In his literary criticism of
radical writers, he is very sharp and not entirely inaccurate in
describing both them and himself at a certain stage as a "snob and a
revolutionary". He is also one-sided in what appears to be an attack on
"industrialism". Even then, when his approach is questionable, he does
bring out issues which are vital for the approach of human beings
towards work. The devastating effects of unemployment is as keenly felt
as in Orwell’s day; with those affected having no "stake" in society. It
is particularly criminal that a million young people in Britain and
millions throughout the world face the dead end of not having a job.
But his advocacy of socialism
and what needs to be done is clear: "There is no chance of righting the
conditions I described in the earlier chapters of this book… unless we
can bring an effective Socialist party into existence. It will have to
be a party with genuinely revolutionary intentions, and it will have to
be numerically strong enough to act". A similar task is posed today.
Moreover, his words touch us
today because there are great similarities between now and the period of
his writings. He wrote: "It hardly needs pointing out that at this
moment we are in a very serious mess, so serious that even the
dullest-witted people find it difficult to remain unaware of it". Is
this not the situation today in Britain and elsewhere? He goes on: "For
enormous blocks of the working class the conditions of life are such as
I have described in the opening chapters of this book, and there is no
chance of those conditions showing any fundamental improvement… Even the
middle classes, for the first time in their history, are feeling the
pinch". Ditto again.
His conclusion? "And all the
while everyone who uses his brain knows that Socialism, as a
world-system and wholeheartedly applied, is a way out… Socialism is such
elementary common sense that I am sometimes amazed that it has not
established itself already. The world is a raft sailing through space
with, potentially, plenty of provisions for everybody; the idea that we
must all cooperate and see to it that everyone does his fair share of
the work and gets his fair share of the provisions seems so blatantly
obvious that one would say that no one could possibly fail to accept it
unless he had some corrupt motive for clinging to the present system".
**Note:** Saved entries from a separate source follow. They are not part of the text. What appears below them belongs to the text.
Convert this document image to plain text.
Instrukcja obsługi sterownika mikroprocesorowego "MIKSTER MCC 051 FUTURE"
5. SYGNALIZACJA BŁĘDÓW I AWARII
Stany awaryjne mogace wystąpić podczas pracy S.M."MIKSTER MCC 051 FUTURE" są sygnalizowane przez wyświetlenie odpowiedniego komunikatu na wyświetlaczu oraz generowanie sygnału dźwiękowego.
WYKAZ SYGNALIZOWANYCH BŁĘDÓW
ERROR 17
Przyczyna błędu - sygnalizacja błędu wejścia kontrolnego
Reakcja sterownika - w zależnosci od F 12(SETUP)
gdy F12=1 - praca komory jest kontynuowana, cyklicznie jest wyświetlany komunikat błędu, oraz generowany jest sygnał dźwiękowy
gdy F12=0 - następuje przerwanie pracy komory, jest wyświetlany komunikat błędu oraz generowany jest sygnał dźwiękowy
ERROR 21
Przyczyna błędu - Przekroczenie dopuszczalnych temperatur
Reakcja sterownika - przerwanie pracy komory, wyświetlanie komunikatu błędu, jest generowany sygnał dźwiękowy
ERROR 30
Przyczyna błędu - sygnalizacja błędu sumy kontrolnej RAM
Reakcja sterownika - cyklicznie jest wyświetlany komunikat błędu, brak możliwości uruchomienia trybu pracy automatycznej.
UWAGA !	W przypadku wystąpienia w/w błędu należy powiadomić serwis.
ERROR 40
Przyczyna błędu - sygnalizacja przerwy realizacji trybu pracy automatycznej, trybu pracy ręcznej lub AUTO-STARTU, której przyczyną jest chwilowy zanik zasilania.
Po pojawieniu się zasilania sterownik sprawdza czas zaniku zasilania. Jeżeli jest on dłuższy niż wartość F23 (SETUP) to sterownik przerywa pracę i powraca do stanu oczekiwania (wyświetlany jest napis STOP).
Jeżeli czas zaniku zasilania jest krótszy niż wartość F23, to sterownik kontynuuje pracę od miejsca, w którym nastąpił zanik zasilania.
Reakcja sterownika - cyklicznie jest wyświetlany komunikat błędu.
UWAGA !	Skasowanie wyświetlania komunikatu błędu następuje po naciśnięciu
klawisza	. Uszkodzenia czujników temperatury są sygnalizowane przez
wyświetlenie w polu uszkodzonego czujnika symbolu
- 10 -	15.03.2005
Simple but nevertheless fine
words. In other comments about the difficulties of advocating socialism,
he takes a swipe at Stalinism – without mentioning it by name – the
right-wing parliamentary Labour Party of the time, and criticism of
writers who have not fully immersed themselves in the problems and
struggles of working-class people. The Road to Wigan Pier is a very good
book, worthy of revisiting by those who have read it before but
particularly for the new generation looking for a way out of the "mess"
of capitalism that Orwell describes so effectively.
We need the likes of George
Orwell today, chroniclers of the working class, their lives, loves,
problems, etc – but also passionately caught up in the battles of the
labour movement and for a socialist world. They would give artistic
expression in a much more complicated world and a changed working class
to the titanic struggles which loom and will provide abundant material
for new socialist writers, novelists and artists.